After a while Delia said, ‘I can go to the embassy and talk to the resident … the local CIA chief. Maybe—’
‘No,’ I said. ‘Don’t trouble our friendly, neighborhood spooks. That’s not going to be helpful with your career.’
‘David, this is not about my career.’
‘The hell it’s not. I’m invested in your career, Delia. You know? As much as I’m not a fan of you showing up at random times to get me in trouble, you’re the only Feeb I know. You are the only person on earth who I could call as a character witness if I’m ever popped. Not that I would, it’s just … I don’t know, D. Maybe I just need there to be one person who knows that …’ I couldn’t complete that sentence. It was too needy and vulnerable and all those things big, tough, macho guys like me don’t do. Especially when we are already millimeters away from weeping.
Her expression was somewhere between gratified and worried.
Delia’s brief physical contact was all that was allowed within the bounds of our relationship, so I didn’t grab her and look deep into her eyes, but I did stand up and move close to her because I wanted to tell her something I needed to say that transcended whatever our official roles were within this odd quasi-friendship.

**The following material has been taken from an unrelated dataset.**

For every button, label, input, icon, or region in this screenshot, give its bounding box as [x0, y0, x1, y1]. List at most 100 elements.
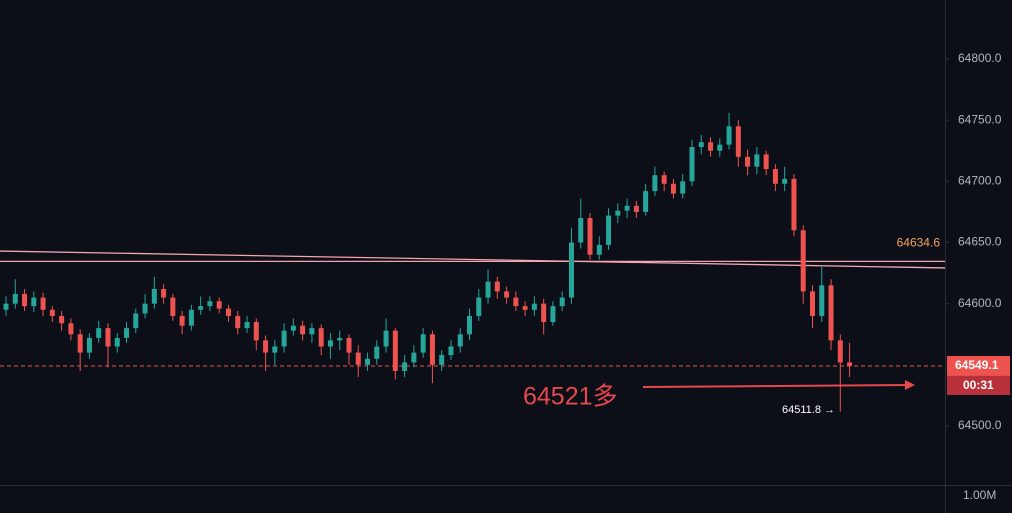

‘Listen to me, FBI lady. I know what I am, and what you are, and we both know there’s no good reason for you to trust me. But I trust you. And I am telling you, without anything to back it up, that in this, this one thing, you can trust me: I will always protect you. If I go down, if I get caught, I will not take you down with me.’
We had a lovely, unguarded moment, just the law enforcer and the lawbreaker, and I could have sworn there were tears in her eyes, but that must have been a trick of the lighting. I’m pretty sure the Bureau doesn’t issue tear ducts to its agents.
And anyway, enough emotion. Enough self-pity. I wasn’t going to be scared off by some piece of shit like Willy Pete. Fuck him, fuck Isaac, fuck the CIA, fuck Sarip and Hangwoman and anyone else who wanted to hurt me. I was going to pull off a heist right under their noses.
But I had less than a full day now.
Tick-tock.
And the guy who was going to help me was dead in an alley.
I left Delia’s hotel staying well clear of alleys, pulled out my phone and texted Milan and Madalena.
Hey M&M. Do either of you know how to operate a small boat?